Voltando a primeira frase desse texto onde Samuel Bowles crítica a ideia de Charles Darwin podemos perceber que o entrevistado desconhece sua obra em profundidade. O entrevistado esquece que Darwin apresentou uma forma de seleção em nível grupal que foi durante muito tempo descartada e que ganhou defensores como os biólogos E. O. Wilson e David Sloan Wilson após muitos anos obscurecida. Ele acreditava na continuidade entre seres humanos e outras espécies, o levando a analisar a moralidade humana com base na simpatia observada entre os animais sociais. Esse pensamento foi abolido durante muitos anos e só foi ressuscitado por pesquisadores como o primatólogo Frans de Waal.

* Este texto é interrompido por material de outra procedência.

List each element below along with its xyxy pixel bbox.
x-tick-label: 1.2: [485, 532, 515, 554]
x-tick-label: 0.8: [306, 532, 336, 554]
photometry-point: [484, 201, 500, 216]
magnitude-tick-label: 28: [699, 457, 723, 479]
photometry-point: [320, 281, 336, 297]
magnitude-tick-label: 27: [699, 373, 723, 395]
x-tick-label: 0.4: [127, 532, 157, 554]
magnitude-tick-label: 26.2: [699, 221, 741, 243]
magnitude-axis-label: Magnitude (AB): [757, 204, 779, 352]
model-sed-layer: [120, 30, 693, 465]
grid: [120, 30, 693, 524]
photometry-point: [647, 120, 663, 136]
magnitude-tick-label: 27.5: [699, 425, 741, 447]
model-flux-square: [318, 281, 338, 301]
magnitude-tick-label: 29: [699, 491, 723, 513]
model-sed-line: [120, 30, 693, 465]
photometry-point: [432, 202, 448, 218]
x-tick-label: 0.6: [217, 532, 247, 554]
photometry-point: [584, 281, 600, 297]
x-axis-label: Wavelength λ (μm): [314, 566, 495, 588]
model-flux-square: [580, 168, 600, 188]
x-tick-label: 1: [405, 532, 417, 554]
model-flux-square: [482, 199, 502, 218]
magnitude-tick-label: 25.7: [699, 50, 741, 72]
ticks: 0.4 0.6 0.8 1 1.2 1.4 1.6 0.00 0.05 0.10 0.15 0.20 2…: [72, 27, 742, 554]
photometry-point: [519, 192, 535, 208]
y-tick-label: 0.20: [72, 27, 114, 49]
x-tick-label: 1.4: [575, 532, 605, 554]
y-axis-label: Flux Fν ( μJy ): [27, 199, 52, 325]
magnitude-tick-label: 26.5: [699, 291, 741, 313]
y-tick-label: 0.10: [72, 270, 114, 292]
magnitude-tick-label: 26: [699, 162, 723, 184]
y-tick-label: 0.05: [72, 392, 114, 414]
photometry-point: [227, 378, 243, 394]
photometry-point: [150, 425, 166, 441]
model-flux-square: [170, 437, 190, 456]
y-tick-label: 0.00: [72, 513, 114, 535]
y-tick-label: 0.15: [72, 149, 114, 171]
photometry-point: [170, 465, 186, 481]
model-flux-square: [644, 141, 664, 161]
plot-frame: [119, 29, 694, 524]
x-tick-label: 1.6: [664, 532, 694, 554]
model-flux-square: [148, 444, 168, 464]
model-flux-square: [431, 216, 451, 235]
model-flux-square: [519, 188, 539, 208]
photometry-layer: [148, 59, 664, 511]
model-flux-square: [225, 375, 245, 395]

Diferente do que é dito pelo economista, algo muito semelhante a sua conclusão já havia sido observado pelo próprio Darwin no livro “Origem das Espécies”, onde ele tentando explicar o altruísmo percebe que se esse comportamento aparentemente não oferece vantagem direta para o indivíduo possivelmente garantiria um benefício ao grupo. Mesmo com essa observação extremamente sensata o naturalista britânico ainda não entendia por que ser altruísta se o egoísmo parecia mais benéfico. Com isso notamos que o entrevistado utilizou a tão citada frase “Darwin estava errado” por total desconhecimento de sua obra e de sua teoria.

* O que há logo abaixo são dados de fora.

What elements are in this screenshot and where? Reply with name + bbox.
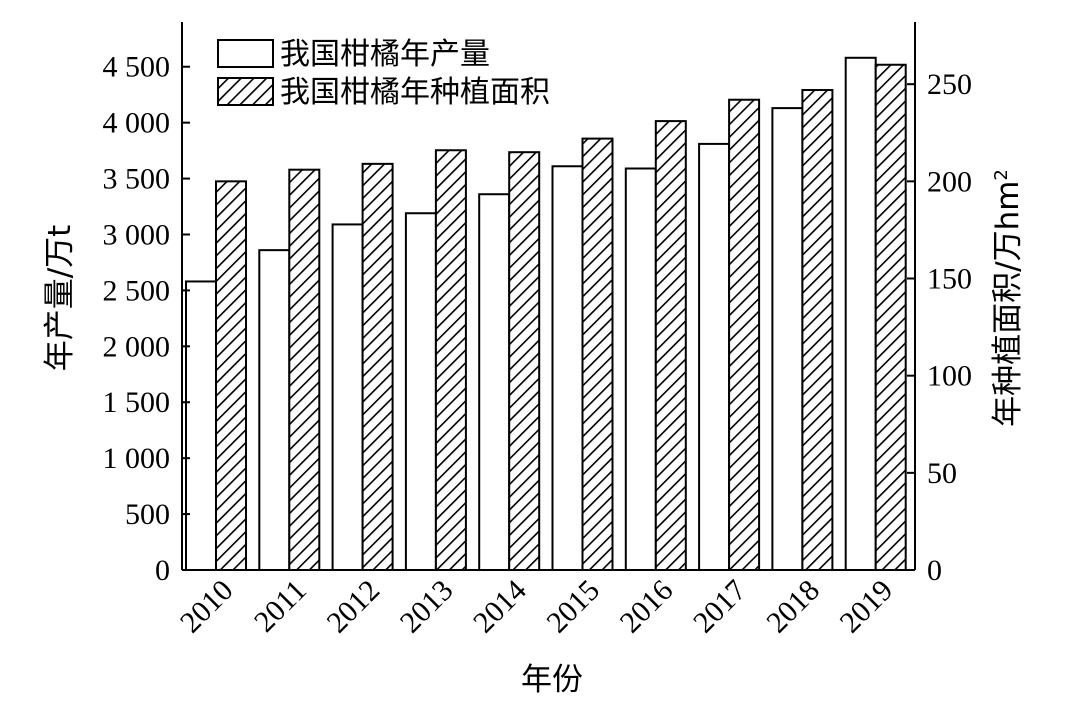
left-tick-label: 4 500 <box>103 51 171 84</box>
right-tick-label: 200 <box>927 165 972 198</box>
bar-production-2014 <box>478 193 511 571</box>
right-axis-title-superscript: 2 <box>991 169 1012 180</box>
x-tick-label: 2018 <box>760 574 826 640</box>
legend-swatch-production <box>217 39 274 68</box>
x-tick-label: 2019 <box>834 574 900 640</box>
left-tick-label: 0 <box>155 554 170 587</box>
right-tick-label: 150 <box>927 263 972 296</box>
legend-swatch-area <box>217 77 274 106</box>
bar-area-2019 <box>874 63 907 571</box>
bar-area-2013 <box>434 149 467 572</box>
bar-area-2012 <box>361 162 394 571</box>
bar-area-2010 <box>215 180 247 572</box>
left-tick-label: 3 000 <box>103 218 171 251</box>
right-tick-label: 0 <box>927 554 942 587</box>
x-tick-label: 2011 <box>248 574 313 639</box>
x-tick-label: 2013 <box>394 574 460 640</box>
right-axis-title: 年种植面积/万hm2 <box>990 169 1026 427</box>
bar-production-2015 <box>551 165 584 572</box>
bar-production-2018 <box>771 107 804 571</box>
axes <box>181 22 916 571</box>
bar-area-2015 <box>581 137 614 572</box>
bar-area-2016 <box>654 120 687 571</box>
bar-area-2018 <box>801 89 834 571</box>
bar-area-2017 <box>728 98 761 571</box>
bar-production-2011 <box>258 249 291 571</box>
x-tick-label: 2014 <box>467 574 533 640</box>
left-tick-label: 2 500 <box>103 274 171 307</box>
right-tick-label: 100 <box>927 360 972 393</box>
x-tick-label: 2016 <box>614 574 680 640</box>
left-tick-label: 500 <box>125 498 170 531</box>
left-axis-title: 年产量/万t <box>42 225 78 372</box>
x-axis-ticks: 2010 2011 2012 2013 2014 2015 2016 2017 2018 2019 <box>174 574 899 640</box>
left-tick-label: 1 000 <box>103 442 171 475</box>
bar-production-2019 <box>844 56 877 571</box>
right-axis-ticks: 0 50 100 150 200 250 <box>907 68 972 587</box>
bar-production-2017 <box>698 142 731 571</box>
left-axis-ticks: 0 500 1 000 1 500 2 000 2 500 3 000 3 500 4 000 4… <box>103 51 190 587</box>
left-tick-label: 1 500 <box>103 386 171 419</box>
legend-label-production: 我国柑橘年产量 <box>280 37 490 72</box>
x-tick-label: 2017 <box>687 574 753 640</box>
bar-area-2011 <box>288 168 321 571</box>
x-tick-label: 2010 <box>174 574 240 640</box>
left-tick-label: 3 500 <box>103 163 171 196</box>
bar-production-2013 <box>404 212 437 571</box>
x-tick-label: 2015 <box>540 574 606 640</box>
legend-label-area: 我国柑橘年种植面积 <box>280 75 550 110</box>
legend: 我国柑橘年产量 我国柑橘年种植面积 <box>217 37 550 110</box>
left-tick-label: 2 000 <box>103 330 171 363</box>
right-tick-label: 250 <box>927 68 972 101</box>
right-tick-label: 50 <box>927 457 957 490</box>
right-axis-title-text: 年种植面积/万hm <box>990 181 1026 427</box>
bar-production-2016 <box>624 167 657 571</box>
x-tick-label: 2012 <box>320 574 386 640</box>
bar-production-2012 <box>331 223 364 571</box>
bar-group <box>185 56 907 572</box>
x-axis-title: 年份 <box>521 662 583 698</box>
left-tick-label: 4 000 <box>103 107 171 140</box>
bar-production-2010 <box>185 280 217 571</box>
bar-area-2014 <box>508 151 541 571</box>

Por último lembro que o erro é algo compartilhado por todos os grandes cientistas e acabamos esquecendo que Copérnico, Newton, Einstein, entre outros também erraram em diversos pontos durante a formulação de suas teorias, o que não invalidou nem invalida todas as ideias propostas por esses pensadores. Mesmo ideias consideradas como incorretas as vezes tornam-se válidas após a obtenção de novos detalhes, como no caso do ressurgimento de ideias Lamarckistas graças a epigenética e seu possível acréscimo a uma nova síntese evolutiva. Outro ponto que vale ser citado é o fato de que atualmente estudamos a Teoria Sintética da Evolução que como o próprio nome diz é uma síntese do Darwinismo original e outras teorias que serviram para corroborar todo o pensamento evolutivo estabelecido por Darwin. O fato de Charles Darwin ter cometido falhas durante a formulação de sua teoria não invalida sua importância para a ciência, e o estudo de sua vida e obras demonstra que esse ilustríssimo senhor sabia muita coisa de biologia: mais que qualquer um de seus contemporâneos, mais que um número surpreendente de seus sucessores.